What is linear magnification? Obtain the equation of linear magnification for a concave mirror.

(N/A) Linear magnification $(m)$ is defined as the ratio of the height of the image $(h^{\prime})$ to the height of the object $(h)$.
$\therefore m = \frac{h^{\prime}}{h} \quad \dots (1)$
Consider an object $AB$ of height $h$ placed on the principal axis in front of a concave mirror as shown in the figure.
Two rays $AQ$ and $AP$ intersect at $A^{\prime}$ after reflection from the mirror,where $A^{\prime}$ is the image of $A$. Rays from object $AB$ form an image $A^{\prime}B^{\prime}$ after reflection. Let $A^{\prime}B^{\prime} = h^{\prime}$.

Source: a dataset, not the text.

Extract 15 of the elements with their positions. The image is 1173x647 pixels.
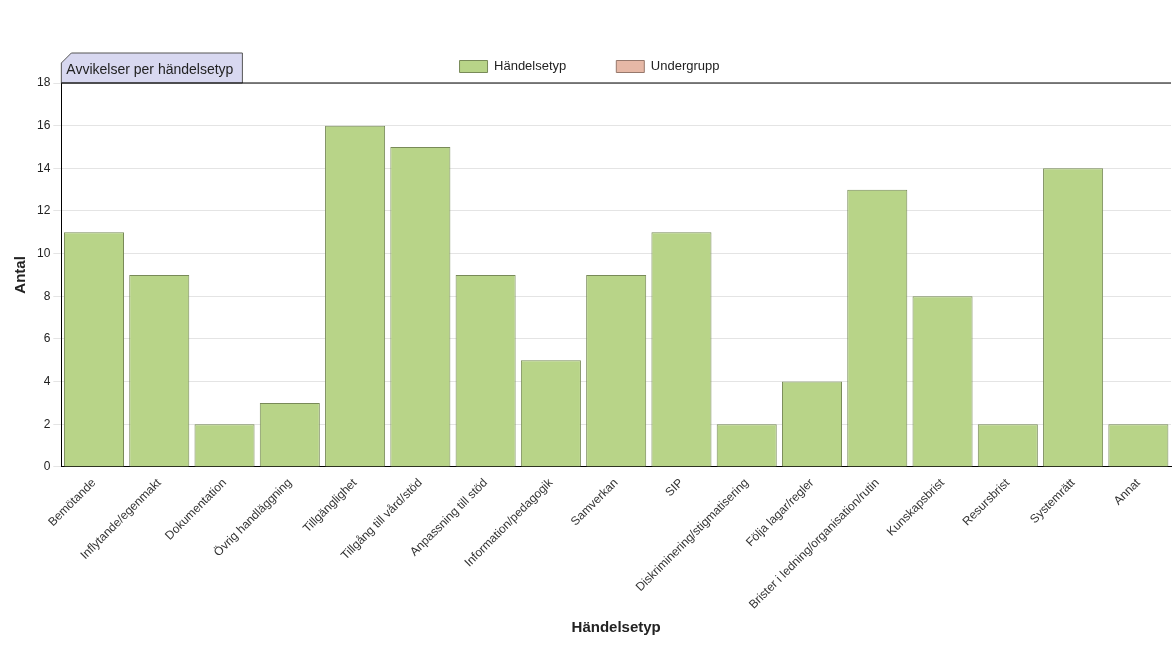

From the figure,triangles $\triangle A^{\prime}B^{\prime}P$ and $\triangle ABP$ are similar.
Therefore,$\frac{B^{\prime}A^{\prime}}{BA} = \frac{B^{\prime}P}{BP}$.
According to the sign convention,$B^{\prime}A^{\prime} = -h^{\prime}$ (downward),$BA = h$ (upward),$B^{\prime}P = -v$,and $BP = -u$.
Substituting these values:
$\frac{-h^{\prime}}{h} = \frac{-v}{-u}$
$\therefore \frac{h^{\prime}}{h} = -\frac{v}{u}$
$\therefore m = -\frac{v}{u} \quad (\text{From equation } 1)$.
For a real image,the image formed is inverted,hence its magnification is negative. For a virtual image,the image formed is erect,hence its magnification is positive.